Taxi drivers protest in Dublin airport, city centre

Hundreds of taxi drivers staged a work stoppage at Dublin airport this morning while another group marched through Dublin city…

Hundreds of taxi drivers staged a work stoppage at Dublin airport this morning while another group marched through Dublin city centre in protest at the lack of an appeals process with the Taxi Regulator and the number of taxi licences being issued.

Siptu official Jerry Brennan said he receives calls on a daily basis from drivers worried about money. The minimum wage stands at €8.65 per hour for adults, yet Mr Brennan claims many drivers are taking home as little as €4 an hour, or less.

"They're lucky if they are turning over €60 a day at the moment there's so much competition he said. "If you take fuel and a breakdown of their insurance costs, they're lucky if they're taking home €40."

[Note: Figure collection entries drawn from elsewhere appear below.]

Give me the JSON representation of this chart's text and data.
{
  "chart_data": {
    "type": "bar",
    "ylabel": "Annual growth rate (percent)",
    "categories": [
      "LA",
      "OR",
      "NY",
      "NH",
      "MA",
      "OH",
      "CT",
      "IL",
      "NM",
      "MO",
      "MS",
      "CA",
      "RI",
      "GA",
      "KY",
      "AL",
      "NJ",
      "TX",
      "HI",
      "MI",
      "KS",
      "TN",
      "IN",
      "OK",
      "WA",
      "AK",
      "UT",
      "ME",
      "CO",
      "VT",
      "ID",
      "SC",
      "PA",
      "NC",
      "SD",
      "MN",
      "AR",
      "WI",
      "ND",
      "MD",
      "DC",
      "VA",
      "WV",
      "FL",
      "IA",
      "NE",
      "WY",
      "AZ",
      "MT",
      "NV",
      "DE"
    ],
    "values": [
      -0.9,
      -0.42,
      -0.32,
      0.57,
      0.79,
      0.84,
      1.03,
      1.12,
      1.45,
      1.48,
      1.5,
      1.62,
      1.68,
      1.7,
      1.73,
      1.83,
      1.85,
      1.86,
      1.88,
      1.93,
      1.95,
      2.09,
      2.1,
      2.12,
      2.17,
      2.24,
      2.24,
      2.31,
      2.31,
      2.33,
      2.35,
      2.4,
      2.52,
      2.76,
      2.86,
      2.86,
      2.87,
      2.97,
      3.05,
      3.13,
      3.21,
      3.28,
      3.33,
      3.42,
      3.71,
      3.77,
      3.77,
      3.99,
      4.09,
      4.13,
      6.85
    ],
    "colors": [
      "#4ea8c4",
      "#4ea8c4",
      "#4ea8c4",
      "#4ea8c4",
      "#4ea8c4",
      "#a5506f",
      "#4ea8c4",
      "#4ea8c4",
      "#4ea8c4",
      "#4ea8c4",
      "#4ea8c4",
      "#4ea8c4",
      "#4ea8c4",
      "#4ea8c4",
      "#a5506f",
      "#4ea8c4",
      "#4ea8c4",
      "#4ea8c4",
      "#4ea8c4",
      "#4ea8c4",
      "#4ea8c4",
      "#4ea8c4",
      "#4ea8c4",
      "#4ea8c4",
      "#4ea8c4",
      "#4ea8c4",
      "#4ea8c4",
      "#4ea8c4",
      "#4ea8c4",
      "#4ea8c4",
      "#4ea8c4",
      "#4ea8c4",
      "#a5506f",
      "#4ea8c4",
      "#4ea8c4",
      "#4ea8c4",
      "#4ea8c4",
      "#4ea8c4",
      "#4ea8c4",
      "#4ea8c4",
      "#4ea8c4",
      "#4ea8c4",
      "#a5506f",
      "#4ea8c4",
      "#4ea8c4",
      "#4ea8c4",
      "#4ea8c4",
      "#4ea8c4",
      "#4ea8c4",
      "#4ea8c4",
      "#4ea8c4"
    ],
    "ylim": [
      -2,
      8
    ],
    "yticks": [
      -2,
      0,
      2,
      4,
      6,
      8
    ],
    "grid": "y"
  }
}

About 300 drivers marched from Parnell Street to a letter of protest into the Department of Transport and onto the Taxi Regulator's office demanding a cap on the number of new licences.

Meanwhile, around 30 Siptu members protested at Dublin airport for four hours this morning as part of a campaign aimed at establishing an independent board where drivers can appeal decisions by the Taxi Regulator.

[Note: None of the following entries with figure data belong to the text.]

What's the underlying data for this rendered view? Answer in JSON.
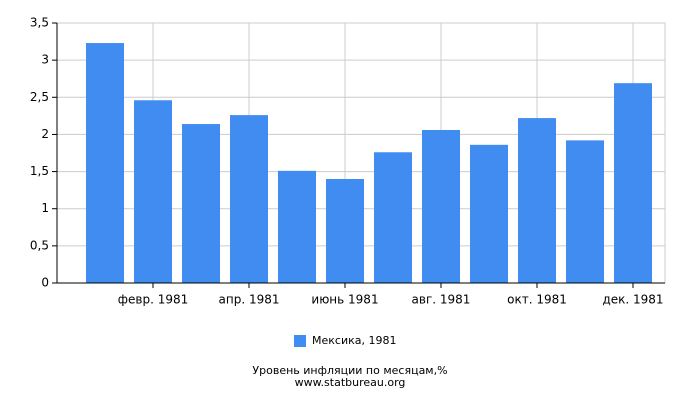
{
  "chart_data": {
    "type": "bar",
    "title": "Уровень инфляции по месяцам,%",
    "source": "www.statbureau.org",
    "categories": [
      null,
      "февр. 1981",
      null,
      "апр. 1981",
      null,
      "июнь 1981",
      null,
      "авг. 1981",
      null,
      "окт. 1981",
      null,
      "дек. 1981"
    ],
    "series": [
      {
        "name": "Мексика, 1981",
        "color": "#418cf0",
        "values": [
          3.23,
          2.46,
          2.14,
          2.26,
          1.51,
          1.4,
          1.76,
          2.06,
          1.86,
          2.22,
          1.92,
          2.69
        ]
      }
    ],
    "ylim": [
      0,
      3.5
    ],
    "yticks": [
      0,
      {
        "value": 0.5,
        "label": "0,5"
      },
      1,
      {
        "value": 1.5,
        "label": "1,5"
      },
      2,
      {
        "value": 2.5,
        "label": "2,5"
      },
      3,
      {
        "value": 3.5,
        "label": "3,5"
      }
    ],
    "grid": true
  }
}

Mr Brennan, who worked as a driver in Dublin for 11 years, said drivers are being forced to work between 10 and 12 hour days. He claimed one man contacted him at the weekend after working from 9pm on Friday to the following morning, and making just €70.

"I know for a fact that [drivers] are struggling," Mr Brennan said. "The number of telephone calls I get on a daily basis from ordinary family men saying what can I do, asking if there are any provisions for them. It comes down to the fact that there is not enough work out there for the number of taxis currently vying for hire in the entire country, it's really bad."

But a spokesman for the Commission for Taxi Regulation said its job is not to monitor how lucrative the business is for drivers. "It's role is to make sure that standards are high in the industry. They don't have a role in relation to earnings of drivers, drivers are self employed," the Regulator's spokesman said.

"The commission can't do anything about limiting numbers, that would require legislation from the Oireachtas. It's important to remember what the Commission's role is."

Almost 25,000 taxis were operating in Dublin at the end of last year - a jump of over 1,700 on the figure for 2007. But the Regulator said there has been a 48 per cent drop in the number of people applying for taxi licences since May of last year.

An economic review of taxi fares being carried out by Goodbody Economic Consultants on behalf of the Regulator is due in the coming months.

As well as the issue of taxi licence numbers, the Siptu drivers are also concerned that they have no institutional means of addressing grievances. Mr Brennan said drivers were protesting because, unlike virtually every other group in the workforce, they have no right of appeal from decisions by the Regulator under the Taxi Regulation Act of 2003."

Taxi drivers have no access to the Rights Commissioner Service, the Labour Relations Commission or the Labour Court."

However, Fine Gael's Seanad transport spokesman Senator Paschal Donohoe said the protest had "risked the public support" taxi drivers needed.

He said such support was essential "if any industry reforms are to take place. The strikers could end up been their own worst enemy by disrupting Dublin this morning.”